Not Knowing the True Value of the Property
At the heart of most poor property flipping decisions is a lack of understanding over how much the property is truly worth. The aim of the game is to buy a property below market value, and with minimal effort, sell it for a substantially larger sum.
To ensure you can make money on the property, you need to have an accurate picture of what the property is worth. This means tracking recent sales in the area before you buy, market conditions, and understanding what value renovations can add.
If you purchase a property and want to increase its value by 75% after a remodel, you need to know that the area can support it. Even after a remodel, if the area has poor transport links, failing schools, and few amenities, the property may not achieve the intended value.
Taking Too Long
Once you pull the trigger and buy the house, the clock starts ticking. If you have a mortgage, you are making monthly repayments, and the interest is creeping up. You will also be paying property taxes, insurance costs, and utility bills associated with the property.
Therefore, it goes without saying that in the real estate flipping business, time is money. The quicker you can flip a property, the more profit you make. Have a firm timeline going into the project and ensure you have enough of a profit margin to absorb some unforeseen delays.
When you decide to buy a property, your bank account is going to take a hit. Many first-time buyers try to cushion the impact by borrowing more than they need. While this may seem like a good idea in the short-term, over the course of the project, over leveraging like this can eat into your profit margins.

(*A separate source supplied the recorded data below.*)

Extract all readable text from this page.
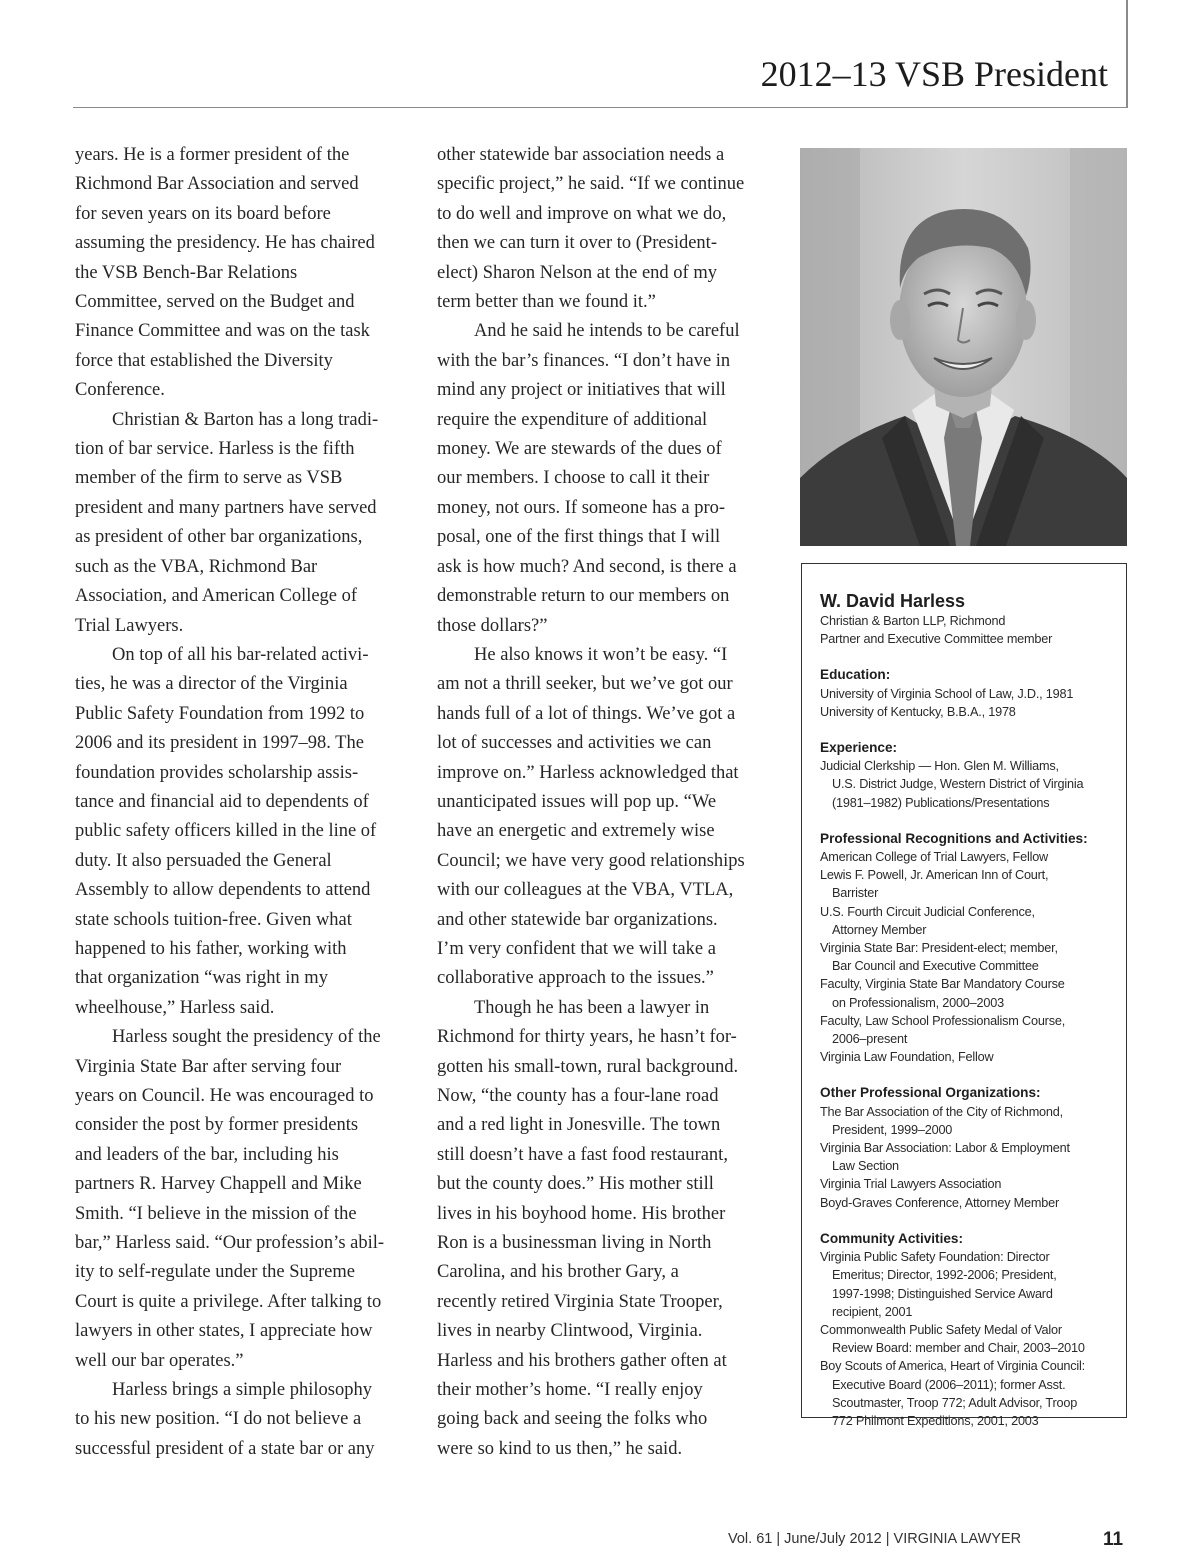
2012–13 VSB President

years. He is a former president of the
Richmond Bar Association and served
for seven years on its board before
assuming the presidency. He has chaired
the VSB Bench-Bar Relations
Committee, served on the Budget and
Finance Committee and was on the task
force that established the Diversity
Conference.

Christian & Barton has a long tradi-
tion of bar service. Harless is the fifth
member of the firm to serve as VSB
president and many partners have served
as president of other bar organizations,
such as the VBA, Richmond Bar
Association, and American College of
Trial Lawyers.

On top of all his bar-related activi-
ties, he was a director of the Virginia
Public Safety Foundation from 1992 to
2006 and its president in 1997–98. The
foundation provides scholarship assis-
tance and financial aid to dependents of
public safety officers killed in the line of
duty. It also persuaded the General
Assembly to allow dependents to attend
state schools tuition-free. Given what
happened to his father, working with
that organization “was right in my
wheelhouse,” Harless said.

Harless sought the presidency of the
Virginia State Bar after serving four
years on Council. He was encouraged to
consider the post by former presidents
and leaders of the bar, including his
partners R. Harvey Chappell and Mike
Smith. “I believe in the mission of the
bar,” Harless said. “Our profession’s abil-
ity to self-regulate under the Supreme
Court is quite a privilege. After talking to
lawyers in other states, I appreciate how
well our bar operates.”

Harless brings a simple philosophy
to his new position. “I do not believe a
successful president of a state bar or any

other statewide bar association needs a
specific project,” he said. “If we continue
to do well and improve on what we do,
then we can turn it over to (President-
elect) Sharon Nelson at the end of my
term better than we found it.”

And he said he intends to be careful
with the bar’s finances. “I don’t have in
mind any project or initiatives that will
require the expenditure of additional
money. We are stewards of the dues of
our members. I choose to call it their
money, not ours. If someone has a pro-
posal, one of the first things that I will
ask is how much? And second, is there a
demonstrable return to our members on
those dollars?”

He also knows it won’t be easy. “I
am not a thrill seeker, but we’ve got our
hands full of a lot of things. We’ve got a
lot of successes and activities we can
improve on.” Harless acknowledged that
unanticipated issues will pop up. “We
have an energetic and extremely wise
Council; we have very good relationships
with our colleagues at the VBA, VTLA,
and other statewide bar organizations.
I’m very confident that we will take a
collaborative approach to the issues.”

Though he has been a lawyer in
Richmond for thirty years, he hasn’t for-
gotten his small-town, rural background.
Now, “the county has a four-lane road
and a red light in Jonesville. The town
still doesn’t have a fast food restaurant,
but the county does.” His mother still
lives in his boyhood home. His brother
Ron is a businessman living in North
Carolina, and his brother Gary, a
recently retired Virginia State Trooper,
lives in nearby Clintwood, Virginia.
Harless and his brothers gather often at
their mother’s home. “I really enjoy
going back and seeing the folks who
were so kind to us then,” he said.

W. David Harless
Christian & Barton LLP, Richmond
Partner and Executive Committee member
Education:
University of Virginia School of Law, J.D., 1981
University of Kentucky, B.B.A., 1978
Experience:
Judicial Clerkship — Hon. Glen M. Williams,
U.S. District Judge, Western District of Virginia
(1981–1982) Publications/Presentations
Professional Recognitions and Activities:
American College of Trial Lawyers, Fellow
Lewis F. Powell, Jr. American Inn of Court,
Barrister
U.S. Fourth Circuit Judicial Conference,
Attorney Member
Virginia State Bar: President-elect; member,
Bar Council and Executive Committee
Faculty, Virginia State Bar Mandatory Course
on Professionalism, 2000–2003
Faculty, Law School Professionalism Course,
2006–present
Virginia Law Foundation, Fellow
Other Professional Organizations:
The Bar Association of the City of Richmond,
President, 1999–2000
Virginia Bar Association: Labor & Employment
Law Section
Virginia Trial Lawyers Association
Boyd-Graves Conference, Attorney Member
Community Activities:
Virginia Public Safety Foundation: Director
Emeritus; Director, 1992-2006; President,
1997-1998; Distinguished Service Award
recipient, 2001
Commonwealth Public Safety Medal of Valor
Review Board: member and Chair, 2003–2010
Boy Scouts of America, Heart of Virginia Council:
Executive Board (2006–2011); former Asst.
Scoutmaster, Troop 772; Adult Advisor, Troop
772 Philmont Expeditions, 2001, 2003
Vol. 61 | June/July 2012 | VIRGINIA LAWYER	11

Monthly mortgage repayments increase as the amount you borrow increases. Just because you aren’t spending the money on the property at the point of sale, doesn’t mean you are saving money. Calculate the monthly repayments you can afford, and if necessary, be willing to spend more on the initial purchase to keep monthly costs down and avoid over leveraging.
Buying at the Wrong Time
There are some aspects of property flipping that are outside of your control. The health of the property market is one of these aspects. Buying at the wrong time, when the market is strong, can be catastrophic for a first-time property flipper.
Study the market and read up on as many market forecasts as possible before you make your purchase. If the market is about to take a hit, it might be worth waiting to get the best possible price.